To buy or not to buy. That is the question.

Hamlet’s infamous indecisiveness likely resonates with shoppers everywhere this post-holiday season, when the deals are still good and the mall continues to beckon with a strange, effervescent glow. We’ve all seen the signs: “Boxing Day extended by two weeks!” “Hurry in! Sales won’t last long!” And in spite of our continuous self-rationalization that these ads are just marketing ploys, we still find ourselves rushing into the nearest Best Buy or Walmart, determined to capitalize on whatever extraordinary deal is being offered.

Even though video games/computer games/all things technology are a definite hobby of mine, I always feel an instant wave of guilt when I buy something shiny and new from the electronics store. Maybe it’s the fact that I can never quite justify buying an updated piece of technology until its predecessor breaks. Maybe it’s the fact that these gadgets tend to be quite costly. After a particularly offensive splurge, I always find myself thinking about the things I *could* have spent my money on, such as a new winter jacket, the set of tires I desperately need for my car, or even a jumbo pack of paper towels. Everyone needs paper towels, especially accident-prone graduate students whose work space is often so obliterated by kitchen mess that I can scarcely find the stack of papers I was working on.

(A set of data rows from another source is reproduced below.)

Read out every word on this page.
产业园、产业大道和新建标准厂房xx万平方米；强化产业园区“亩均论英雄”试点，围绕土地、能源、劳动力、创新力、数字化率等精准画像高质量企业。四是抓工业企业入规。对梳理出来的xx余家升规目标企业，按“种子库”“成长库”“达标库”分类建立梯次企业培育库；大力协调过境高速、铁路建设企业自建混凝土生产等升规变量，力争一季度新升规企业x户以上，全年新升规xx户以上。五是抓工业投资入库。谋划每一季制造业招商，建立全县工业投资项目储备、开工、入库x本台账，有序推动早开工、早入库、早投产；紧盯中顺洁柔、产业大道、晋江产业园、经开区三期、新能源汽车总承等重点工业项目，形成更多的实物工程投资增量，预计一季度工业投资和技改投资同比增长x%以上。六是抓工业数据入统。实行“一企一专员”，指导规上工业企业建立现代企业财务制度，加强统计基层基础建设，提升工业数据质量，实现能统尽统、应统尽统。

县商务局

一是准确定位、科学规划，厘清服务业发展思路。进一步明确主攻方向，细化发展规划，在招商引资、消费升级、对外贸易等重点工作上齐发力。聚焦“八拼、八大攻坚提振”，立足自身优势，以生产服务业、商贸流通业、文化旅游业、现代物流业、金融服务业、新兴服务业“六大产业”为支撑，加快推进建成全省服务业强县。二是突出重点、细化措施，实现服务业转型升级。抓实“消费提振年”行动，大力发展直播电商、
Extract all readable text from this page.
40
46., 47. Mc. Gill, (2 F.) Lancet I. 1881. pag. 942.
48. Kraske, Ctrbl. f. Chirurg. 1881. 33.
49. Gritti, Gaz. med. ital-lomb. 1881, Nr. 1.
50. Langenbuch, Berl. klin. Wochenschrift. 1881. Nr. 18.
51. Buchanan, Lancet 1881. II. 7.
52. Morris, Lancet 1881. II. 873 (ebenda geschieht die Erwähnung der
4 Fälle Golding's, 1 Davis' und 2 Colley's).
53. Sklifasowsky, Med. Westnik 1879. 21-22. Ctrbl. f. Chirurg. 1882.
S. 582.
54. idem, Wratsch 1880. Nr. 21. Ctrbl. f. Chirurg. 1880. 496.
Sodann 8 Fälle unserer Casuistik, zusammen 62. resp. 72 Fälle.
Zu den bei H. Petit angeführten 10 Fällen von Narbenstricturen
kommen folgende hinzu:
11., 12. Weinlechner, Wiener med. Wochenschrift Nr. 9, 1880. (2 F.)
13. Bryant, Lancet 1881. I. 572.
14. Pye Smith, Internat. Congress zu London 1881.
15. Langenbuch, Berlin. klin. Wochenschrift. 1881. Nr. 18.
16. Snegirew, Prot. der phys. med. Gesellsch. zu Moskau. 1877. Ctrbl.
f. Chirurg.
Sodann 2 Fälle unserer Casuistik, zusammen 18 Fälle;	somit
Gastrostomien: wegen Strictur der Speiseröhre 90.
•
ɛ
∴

Nonetheless, after purchasing a new iPod Touch yesterday afternoon, not even the threat of a dissertation deadline could keep me from spending an hour or two fiddling with the new features, transferring over my music, and testing out the sound with a few different pairs of headphones. In place of guilt, I actually felt satisfied that I was taking time out to enjoy my new purchase. I even felt satisfied that I had spent the money on a new gadget which wasn’t necessarily cheap, nor was it something I had initially planned to buy.

To support the Hylian economy, Link should be spending his rupees, not saving them.

I’ve heard that buyer’s guilt is considerably easier to shed than those extra turkey-pounds accumulated over the holidays. And although I’m not really one for resolutions, it’s 2012 and a particularly important year according to the Mayan calendar. So for the next 12 months, my resolution is to try and eliminate feeling guilty when it comes to purchasing the things I enjoy. And with a slew of new games and gadgets hitting the shelves in 2012, I’m sure I’ll have no trouble finding a way of stopping the guilt for good.